Das Departement für Justiz, Sicherheit und Gesundheit hat für die Organisation der Gesundheitsversorgung im Kanton ein neues Leitbild erstellt. Die Zusammenarbeit der Anbieter in den Gesundheitsversorgungregionen soll gestärkt und die Rolle der öffentlichen Spitäler in den Regionen klarer definiert werden. Die Umsetzung der im Leitbild aufgeführten strategischen Ziele ist mit Investitionen und Gesetzesanpassungen verbunden.
Der Kanton hält ausdrücklich an der dezentralen Versorgung fest. Die Gesundheitsversorgungsregionen und damit die integrierte Versorgung im Gesundheitswesen soll über den ganzen Kanton hinweg konsequent umgesetzt werden. «Mit der integrierten Versorgung gewinnen sowohl die Bevölkerung als auch die Institutionen. Das zeigt sich dort, wo der Prozess schon stattgefunden hat», sagt Peter Peyer, Vorsteher des Departements für Justiz, Sicherheit und Gesundheit.
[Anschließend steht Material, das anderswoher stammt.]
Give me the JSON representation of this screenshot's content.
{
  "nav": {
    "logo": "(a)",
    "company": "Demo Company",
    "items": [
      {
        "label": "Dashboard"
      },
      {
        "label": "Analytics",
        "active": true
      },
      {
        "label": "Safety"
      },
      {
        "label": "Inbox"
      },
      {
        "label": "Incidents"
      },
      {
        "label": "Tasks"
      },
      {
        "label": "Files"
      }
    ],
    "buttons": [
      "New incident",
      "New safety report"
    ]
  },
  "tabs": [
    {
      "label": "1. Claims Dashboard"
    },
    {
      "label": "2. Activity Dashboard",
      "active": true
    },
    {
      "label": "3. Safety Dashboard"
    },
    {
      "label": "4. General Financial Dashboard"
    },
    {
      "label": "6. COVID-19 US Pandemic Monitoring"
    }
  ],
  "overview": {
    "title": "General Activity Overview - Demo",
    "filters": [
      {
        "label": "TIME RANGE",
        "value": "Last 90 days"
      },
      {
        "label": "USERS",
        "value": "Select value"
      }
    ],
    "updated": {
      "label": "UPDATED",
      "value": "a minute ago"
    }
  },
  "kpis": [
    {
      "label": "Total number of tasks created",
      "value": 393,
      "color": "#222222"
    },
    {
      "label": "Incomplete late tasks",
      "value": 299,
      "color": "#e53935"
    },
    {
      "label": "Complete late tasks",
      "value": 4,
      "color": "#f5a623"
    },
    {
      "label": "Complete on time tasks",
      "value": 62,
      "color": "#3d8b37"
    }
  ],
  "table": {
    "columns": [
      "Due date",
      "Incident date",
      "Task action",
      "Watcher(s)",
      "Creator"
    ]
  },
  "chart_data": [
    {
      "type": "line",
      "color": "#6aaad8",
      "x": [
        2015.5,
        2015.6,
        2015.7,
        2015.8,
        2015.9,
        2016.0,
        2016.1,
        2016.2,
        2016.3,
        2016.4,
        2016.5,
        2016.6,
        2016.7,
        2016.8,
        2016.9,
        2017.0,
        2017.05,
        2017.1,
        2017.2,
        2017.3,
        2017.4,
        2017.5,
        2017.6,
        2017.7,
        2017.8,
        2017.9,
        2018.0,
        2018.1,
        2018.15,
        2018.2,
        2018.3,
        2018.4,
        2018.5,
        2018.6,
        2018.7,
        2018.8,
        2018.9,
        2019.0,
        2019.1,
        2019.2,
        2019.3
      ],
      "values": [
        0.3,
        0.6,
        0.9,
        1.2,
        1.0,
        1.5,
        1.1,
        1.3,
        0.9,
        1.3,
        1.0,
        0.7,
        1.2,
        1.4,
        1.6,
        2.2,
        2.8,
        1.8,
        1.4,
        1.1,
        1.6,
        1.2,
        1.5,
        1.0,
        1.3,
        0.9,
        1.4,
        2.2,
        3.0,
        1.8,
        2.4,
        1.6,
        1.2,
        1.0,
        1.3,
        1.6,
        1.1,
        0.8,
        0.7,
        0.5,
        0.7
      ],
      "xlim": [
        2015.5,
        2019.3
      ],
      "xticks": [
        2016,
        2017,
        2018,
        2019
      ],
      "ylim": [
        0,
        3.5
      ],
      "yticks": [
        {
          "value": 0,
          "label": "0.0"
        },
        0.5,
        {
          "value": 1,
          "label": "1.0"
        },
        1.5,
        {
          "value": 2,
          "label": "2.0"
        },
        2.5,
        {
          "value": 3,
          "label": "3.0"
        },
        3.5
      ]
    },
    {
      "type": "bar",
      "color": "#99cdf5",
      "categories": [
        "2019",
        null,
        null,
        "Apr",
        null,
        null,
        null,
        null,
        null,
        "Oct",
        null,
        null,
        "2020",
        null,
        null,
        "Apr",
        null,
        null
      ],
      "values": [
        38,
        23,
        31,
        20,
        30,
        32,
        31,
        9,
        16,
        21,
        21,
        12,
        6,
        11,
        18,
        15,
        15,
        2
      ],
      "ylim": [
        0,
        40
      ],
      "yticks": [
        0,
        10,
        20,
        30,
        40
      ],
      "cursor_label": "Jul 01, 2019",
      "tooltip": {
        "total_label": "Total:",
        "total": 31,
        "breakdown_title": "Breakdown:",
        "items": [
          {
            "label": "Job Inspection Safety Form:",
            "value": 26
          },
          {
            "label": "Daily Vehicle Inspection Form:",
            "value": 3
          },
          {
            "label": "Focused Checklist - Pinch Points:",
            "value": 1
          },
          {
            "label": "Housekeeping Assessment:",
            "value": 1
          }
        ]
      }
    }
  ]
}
Das Gesundheitsleitbild zeigt in verschiedenen Bereichen Handlungsbedarf auf und definiert für die nächsten zehn Jahre fünf strategische Ziele.
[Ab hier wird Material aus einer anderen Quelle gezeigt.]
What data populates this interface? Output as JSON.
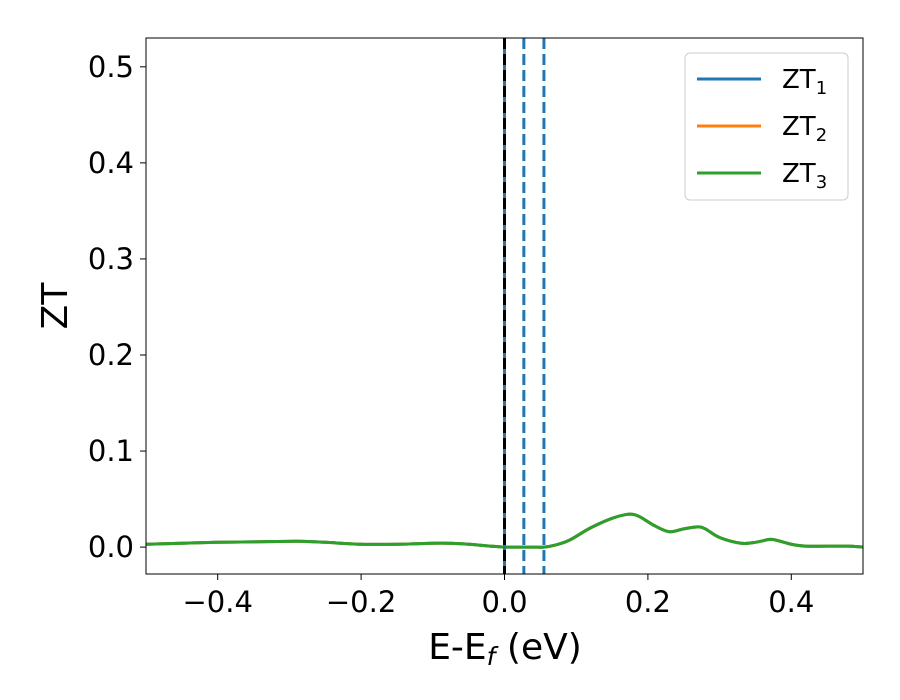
{
  "chart_data": {
    "type": "line",
    "xlabel": {
      "main": "E-E",
      "sub": "f",
      "suffix": " (eV)"
    },
    "ylabel": "ZT",
    "xlim": [
      -0.5,
      0.5
    ],
    "ylim": [
      -0.028,
      0.53
    ],
    "x_ticks": [
      -0.4,
      -0.2,
      0.0,
      0.2,
      0.4
    ],
    "x_tick_labels": [
      "−0.4",
      "−0.2",
      "0.0",
      "0.2",
      "0.4"
    ],
    "y_ticks": [
      0.0,
      0.1,
      0.2,
      0.3,
      0.4,
      0.5
    ],
    "y_tick_labels": [
      "0.0",
      "0.1",
      "0.2",
      "0.3",
      "0.4",
      "0.5"
    ],
    "grid": false,
    "legend_position": "top-right",
    "vlines": [
      {
        "x": 0.0,
        "color": "#1f77b4",
        "style": "solid"
      },
      {
        "x": 0.0,
        "color": "#000000",
        "style": "dashed"
      },
      {
        "x": 0.027,
        "color": "#1f77b4",
        "style": "dashed"
      },
      {
        "x": 0.055,
        "color": "#1f77b4",
        "style": "dashed"
      }
    ],
    "x": [
      -0.5,
      -0.45,
      -0.4,
      -0.35,
      -0.3,
      -0.28,
      -0.25,
      -0.2,
      -0.15,
      -0.1,
      -0.08,
      -0.05,
      -0.02,
      0.0,
      0.02,
      0.04,
      0.055,
      0.07,
      0.09,
      0.12,
      0.15,
      0.17,
      0.18,
      0.19,
      0.21,
      0.23,
      0.25,
      0.27,
      0.28,
      0.3,
      0.33,
      0.35,
      0.37,
      0.38,
      0.4,
      0.42,
      0.45,
      0.48,
      0.5
    ],
    "series": [
      {
        "name": "ZT1",
        "legend_main": "ZT",
        "legend_sub": "1",
        "color": "#1f77b4",
        "values": [
          0.003,
          0.004,
          0.005,
          0.0055,
          0.006,
          0.006,
          0.005,
          0.003,
          0.003,
          0.004,
          0.004,
          0.003,
          0.001,
          0.0,
          0.0,
          0.0,
          0.0,
          0.002,
          0.007,
          0.02,
          0.03,
          0.034,
          0.034,
          0.031,
          0.022,
          0.016,
          0.019,
          0.021,
          0.019,
          0.01,
          0.004,
          0.005,
          0.008,
          0.007,
          0.003,
          0.001,
          0.001,
          0.001,
          0.0
        ]
      },
      {
        "name": "ZT2",
        "legend_main": "ZT",
        "legend_sub": "2",
        "color": "#ff7f0e",
        "values": [
          0.003,
          0.004,
          0.005,
          0.0055,
          0.006,
          0.006,
          0.005,
          0.003,
          0.003,
          0.004,
          0.004,
          0.003,
          0.001,
          0.0,
          0.0,
          0.0,
          0.0,
          0.002,
          0.007,
          0.02,
          0.03,
          0.034,
          0.034,
          0.031,
          0.022,
          0.016,
          0.019,
          0.021,
          0.019,
          0.01,
          0.004,
          0.005,
          0.008,
          0.007,
          0.003,
          0.001,
          0.001,
          0.001,
          0.0
        ]
      },
      {
        "name": "ZT3",
        "legend_main": "ZT",
        "legend_sub": "3",
        "color": "#2ca02c",
        "values": [
          0.003,
          0.004,
          0.005,
          0.0055,
          0.006,
          0.006,
          0.005,
          0.003,
          0.003,
          0.004,
          0.004,
          0.003,
          0.001,
          0.0,
          0.0,
          0.0,
          0.0,
          0.002,
          0.007,
          0.02,
          0.03,
          0.034,
          0.034,
          0.031,
          0.022,
          0.016,
          0.019,
          0.021,
          0.019,
          0.01,
          0.004,
          0.005,
          0.008,
          0.007,
          0.003,
          0.001,
          0.001,
          0.001,
          0.0
        ]
      }
    ]
  }
}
Herausforderungen im Rettungswesen und in der Geburtshilfe
Handlungsbedarf besteht unter anderem bei der Weiterentwicklung des Rettungswesens und in der Geburtshilfe. Für das Rettungswesen wird eine Arbeitsgruppe verschiedene Varianten der künftigen Organisation erarbeiten. Bei der Geburtshilfe geht es darum, dass die Sicherheit für werdende Mütter über den ganzen Kanton hinweg gewährleistet werden kann. Einerseits sind die Bedürfnisse junger und werdender Familien nach wohnortnaher Betreuung angemessen zu berücksichtigen. Andererseits sind gleichzeitig die grösstmögliche Sicherheit und Qualität zu gewährleisten sowie dem Fachkräftemangel und der nötigen Praxiserfahrung von Hebammen Rechnung zu tragen. Das Leitbild empfiehlt, nicht alle Geburtsabteilungen weiter zu betreiben.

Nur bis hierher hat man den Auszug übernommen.